Leónidas está de pie detrás de Amelie en el palco de la ópera. Se inclina sobre su cabellera que, gracias a la dilatada tortura bajo el casco metálico del peluquero, circunda ahora su cabeza como una nube inmaterial, como un vapor dorado oscuro. La gloriosa espalda de Amelie y sus inmaculados brazos están desnudos. Unos hombrillos muy finos sostienen el suave terciopelo verde mar de su vestido, que ha estrenado esa misma noche. Un modelo parisiense muy costoso. Eso la ha puesto de un humor festivo. En el esplendor de su autocomplacencia, supone que también León estará de un humor festivo al verla tan radiante y luminosa. Le lanza una mirada y ve un hombre elegante con un rostro ajado y grisáceo atornillado sobre la esplendorosa pechera del frac. Una fugaz sombra de inquietud se abate sobre ella. ¿Qué ha ocurrido ahí? ¿Cómo es posible que entre el almuerzo y la ópera aquel bailarín eternamente joven se haya convertido en un respetable señor de cierta edad, cuyos ojos parpadeantes y cuya boca de comisuras caídas apenas logren disimular un cansancio de vivir más bien crepuscular?

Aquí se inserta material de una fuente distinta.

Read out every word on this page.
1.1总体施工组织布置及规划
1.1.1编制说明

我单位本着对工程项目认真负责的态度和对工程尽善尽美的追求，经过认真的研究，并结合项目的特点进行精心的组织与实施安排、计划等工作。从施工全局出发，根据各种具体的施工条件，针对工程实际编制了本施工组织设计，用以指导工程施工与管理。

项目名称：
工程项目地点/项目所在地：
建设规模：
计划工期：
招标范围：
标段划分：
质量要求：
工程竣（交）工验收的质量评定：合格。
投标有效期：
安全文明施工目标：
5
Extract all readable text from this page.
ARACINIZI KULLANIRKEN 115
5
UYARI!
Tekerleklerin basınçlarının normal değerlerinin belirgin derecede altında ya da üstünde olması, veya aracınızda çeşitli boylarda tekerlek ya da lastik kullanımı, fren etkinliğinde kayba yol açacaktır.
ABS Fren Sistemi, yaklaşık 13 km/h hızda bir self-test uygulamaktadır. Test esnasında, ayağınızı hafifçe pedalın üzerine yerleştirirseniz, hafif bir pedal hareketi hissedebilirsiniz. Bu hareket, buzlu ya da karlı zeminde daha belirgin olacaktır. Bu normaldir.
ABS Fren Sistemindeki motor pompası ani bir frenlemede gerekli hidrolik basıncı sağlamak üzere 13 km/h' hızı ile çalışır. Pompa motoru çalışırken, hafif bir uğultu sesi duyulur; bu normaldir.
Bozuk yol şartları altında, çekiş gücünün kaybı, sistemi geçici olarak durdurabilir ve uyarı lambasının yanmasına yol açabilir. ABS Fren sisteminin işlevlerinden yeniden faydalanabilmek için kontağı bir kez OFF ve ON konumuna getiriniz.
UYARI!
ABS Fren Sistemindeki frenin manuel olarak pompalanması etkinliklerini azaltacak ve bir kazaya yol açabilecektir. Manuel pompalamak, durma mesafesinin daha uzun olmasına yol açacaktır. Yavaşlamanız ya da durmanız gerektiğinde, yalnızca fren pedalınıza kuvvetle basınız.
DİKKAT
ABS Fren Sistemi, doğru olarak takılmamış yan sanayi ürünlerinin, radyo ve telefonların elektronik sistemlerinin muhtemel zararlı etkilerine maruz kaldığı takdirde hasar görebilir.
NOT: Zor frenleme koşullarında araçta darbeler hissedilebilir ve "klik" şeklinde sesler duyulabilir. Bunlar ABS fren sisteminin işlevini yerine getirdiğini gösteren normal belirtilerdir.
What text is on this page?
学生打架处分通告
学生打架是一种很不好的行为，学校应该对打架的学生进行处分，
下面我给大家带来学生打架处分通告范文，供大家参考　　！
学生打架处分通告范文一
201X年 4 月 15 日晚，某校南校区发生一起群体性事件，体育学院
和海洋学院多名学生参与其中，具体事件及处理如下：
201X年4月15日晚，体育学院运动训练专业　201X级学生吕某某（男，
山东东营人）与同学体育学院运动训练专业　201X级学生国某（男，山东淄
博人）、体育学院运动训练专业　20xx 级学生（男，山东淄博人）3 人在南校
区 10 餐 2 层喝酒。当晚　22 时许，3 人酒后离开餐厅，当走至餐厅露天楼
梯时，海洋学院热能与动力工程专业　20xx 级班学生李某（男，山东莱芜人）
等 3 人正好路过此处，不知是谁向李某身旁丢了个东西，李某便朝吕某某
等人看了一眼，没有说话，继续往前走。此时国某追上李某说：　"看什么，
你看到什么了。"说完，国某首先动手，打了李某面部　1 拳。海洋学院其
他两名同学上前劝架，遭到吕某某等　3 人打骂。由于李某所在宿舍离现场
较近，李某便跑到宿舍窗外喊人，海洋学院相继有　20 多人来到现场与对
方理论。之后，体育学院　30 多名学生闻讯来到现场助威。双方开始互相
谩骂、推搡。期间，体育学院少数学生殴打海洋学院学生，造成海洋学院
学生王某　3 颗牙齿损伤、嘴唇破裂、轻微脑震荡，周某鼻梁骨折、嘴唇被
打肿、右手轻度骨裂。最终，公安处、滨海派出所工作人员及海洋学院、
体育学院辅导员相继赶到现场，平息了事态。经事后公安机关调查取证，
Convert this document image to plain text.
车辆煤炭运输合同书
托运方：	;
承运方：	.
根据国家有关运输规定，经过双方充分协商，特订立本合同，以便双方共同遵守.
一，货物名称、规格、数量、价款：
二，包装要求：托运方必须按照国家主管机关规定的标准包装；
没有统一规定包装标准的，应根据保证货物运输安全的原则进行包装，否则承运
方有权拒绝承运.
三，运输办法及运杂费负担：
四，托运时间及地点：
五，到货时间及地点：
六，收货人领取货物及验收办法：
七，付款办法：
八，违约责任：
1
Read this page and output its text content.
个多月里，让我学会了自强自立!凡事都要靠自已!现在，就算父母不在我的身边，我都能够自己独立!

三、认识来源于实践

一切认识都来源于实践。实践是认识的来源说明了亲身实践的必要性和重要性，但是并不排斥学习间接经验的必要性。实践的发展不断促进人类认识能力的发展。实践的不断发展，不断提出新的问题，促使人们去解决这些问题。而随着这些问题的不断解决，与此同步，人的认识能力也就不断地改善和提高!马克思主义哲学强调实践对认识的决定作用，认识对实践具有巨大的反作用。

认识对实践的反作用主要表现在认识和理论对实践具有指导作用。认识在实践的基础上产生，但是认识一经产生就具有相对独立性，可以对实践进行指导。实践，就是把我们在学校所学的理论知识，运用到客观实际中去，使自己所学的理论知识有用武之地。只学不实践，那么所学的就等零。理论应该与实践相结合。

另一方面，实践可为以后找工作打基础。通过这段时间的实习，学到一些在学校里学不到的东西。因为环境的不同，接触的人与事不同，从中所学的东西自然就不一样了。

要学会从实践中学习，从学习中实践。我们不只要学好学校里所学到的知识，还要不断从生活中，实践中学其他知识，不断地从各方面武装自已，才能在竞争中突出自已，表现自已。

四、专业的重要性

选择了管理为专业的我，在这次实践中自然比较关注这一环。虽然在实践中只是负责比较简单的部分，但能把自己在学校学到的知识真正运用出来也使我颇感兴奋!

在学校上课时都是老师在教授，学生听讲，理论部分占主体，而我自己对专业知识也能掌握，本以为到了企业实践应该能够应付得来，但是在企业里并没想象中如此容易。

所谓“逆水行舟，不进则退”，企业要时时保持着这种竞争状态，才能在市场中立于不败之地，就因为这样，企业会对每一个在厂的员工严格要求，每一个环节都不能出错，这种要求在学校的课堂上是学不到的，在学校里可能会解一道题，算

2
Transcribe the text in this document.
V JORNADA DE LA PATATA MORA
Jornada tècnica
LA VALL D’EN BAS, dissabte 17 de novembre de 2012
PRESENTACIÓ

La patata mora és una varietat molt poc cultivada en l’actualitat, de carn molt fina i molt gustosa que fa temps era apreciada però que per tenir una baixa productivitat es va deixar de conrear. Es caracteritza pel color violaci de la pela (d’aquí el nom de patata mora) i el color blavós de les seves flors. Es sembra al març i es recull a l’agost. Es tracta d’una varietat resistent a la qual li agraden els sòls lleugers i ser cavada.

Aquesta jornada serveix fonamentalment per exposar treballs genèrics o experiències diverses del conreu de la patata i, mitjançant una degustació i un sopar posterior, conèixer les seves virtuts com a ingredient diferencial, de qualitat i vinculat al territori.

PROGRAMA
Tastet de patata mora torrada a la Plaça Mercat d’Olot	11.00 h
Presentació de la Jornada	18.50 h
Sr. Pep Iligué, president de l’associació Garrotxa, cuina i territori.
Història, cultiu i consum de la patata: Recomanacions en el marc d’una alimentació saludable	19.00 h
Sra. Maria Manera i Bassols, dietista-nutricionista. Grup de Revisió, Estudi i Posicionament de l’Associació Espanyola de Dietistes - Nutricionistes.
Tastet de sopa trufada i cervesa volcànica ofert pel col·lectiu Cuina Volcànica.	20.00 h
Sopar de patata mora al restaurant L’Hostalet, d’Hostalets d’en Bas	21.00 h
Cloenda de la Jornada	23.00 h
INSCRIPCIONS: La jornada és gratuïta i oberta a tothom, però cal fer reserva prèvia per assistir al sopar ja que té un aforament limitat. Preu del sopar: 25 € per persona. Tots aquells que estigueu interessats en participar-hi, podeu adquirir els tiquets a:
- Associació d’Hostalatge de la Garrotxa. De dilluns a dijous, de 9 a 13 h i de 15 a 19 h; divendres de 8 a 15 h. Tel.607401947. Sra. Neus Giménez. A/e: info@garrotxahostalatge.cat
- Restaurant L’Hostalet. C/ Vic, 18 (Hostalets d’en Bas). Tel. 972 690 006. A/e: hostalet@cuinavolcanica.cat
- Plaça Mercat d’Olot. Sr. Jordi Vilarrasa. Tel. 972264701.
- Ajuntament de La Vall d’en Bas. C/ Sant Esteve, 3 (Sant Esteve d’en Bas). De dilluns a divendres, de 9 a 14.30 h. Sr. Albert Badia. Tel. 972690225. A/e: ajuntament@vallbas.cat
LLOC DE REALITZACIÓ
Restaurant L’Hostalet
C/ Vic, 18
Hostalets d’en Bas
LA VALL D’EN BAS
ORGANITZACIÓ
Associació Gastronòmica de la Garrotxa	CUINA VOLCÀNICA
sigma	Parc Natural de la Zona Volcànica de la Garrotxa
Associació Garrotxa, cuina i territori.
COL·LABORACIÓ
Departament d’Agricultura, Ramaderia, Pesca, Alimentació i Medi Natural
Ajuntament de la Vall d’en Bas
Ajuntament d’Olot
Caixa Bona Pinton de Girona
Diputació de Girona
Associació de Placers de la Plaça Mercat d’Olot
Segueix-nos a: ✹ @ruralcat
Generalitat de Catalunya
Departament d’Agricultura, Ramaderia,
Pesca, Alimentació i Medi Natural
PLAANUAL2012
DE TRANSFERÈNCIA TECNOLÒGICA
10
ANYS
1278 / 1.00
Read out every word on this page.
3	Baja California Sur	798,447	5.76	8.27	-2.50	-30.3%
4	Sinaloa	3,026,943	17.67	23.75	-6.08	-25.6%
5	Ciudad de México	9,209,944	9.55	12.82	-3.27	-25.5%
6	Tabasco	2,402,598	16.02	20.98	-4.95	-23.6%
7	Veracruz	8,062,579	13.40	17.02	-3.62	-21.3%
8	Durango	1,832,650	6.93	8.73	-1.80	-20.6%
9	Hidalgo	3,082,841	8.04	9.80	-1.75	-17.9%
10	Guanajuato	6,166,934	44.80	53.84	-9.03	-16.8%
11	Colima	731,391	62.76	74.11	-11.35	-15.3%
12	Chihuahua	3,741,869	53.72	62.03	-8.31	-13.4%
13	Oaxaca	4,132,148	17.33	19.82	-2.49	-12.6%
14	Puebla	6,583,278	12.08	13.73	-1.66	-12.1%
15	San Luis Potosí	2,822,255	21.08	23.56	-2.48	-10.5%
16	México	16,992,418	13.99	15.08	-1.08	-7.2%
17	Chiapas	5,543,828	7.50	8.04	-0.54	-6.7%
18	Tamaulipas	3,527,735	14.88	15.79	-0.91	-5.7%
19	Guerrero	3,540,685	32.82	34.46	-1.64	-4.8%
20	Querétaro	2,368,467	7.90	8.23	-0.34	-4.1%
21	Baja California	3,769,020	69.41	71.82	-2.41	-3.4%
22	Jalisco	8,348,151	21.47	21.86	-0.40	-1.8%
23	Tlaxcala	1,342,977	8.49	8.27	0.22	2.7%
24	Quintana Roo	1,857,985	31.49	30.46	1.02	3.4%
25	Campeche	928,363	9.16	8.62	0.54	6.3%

—Seguro que hoy has tenido un día malo, pobrecito mío —dice Amelie, y al punto se distrae en otra cosa. Leónidas hace serios esfuerzos para enarbolar su sonrisa entusiástico-burlona, sin conseguirlo del todo.
—Nada de lo que valga la pena hablar, cariño. Una sola conferencia. El resto de la tarde lo he pasado holgazaneando…
Ella lo acaricia suavemente con la blancura marmórea de su espalda.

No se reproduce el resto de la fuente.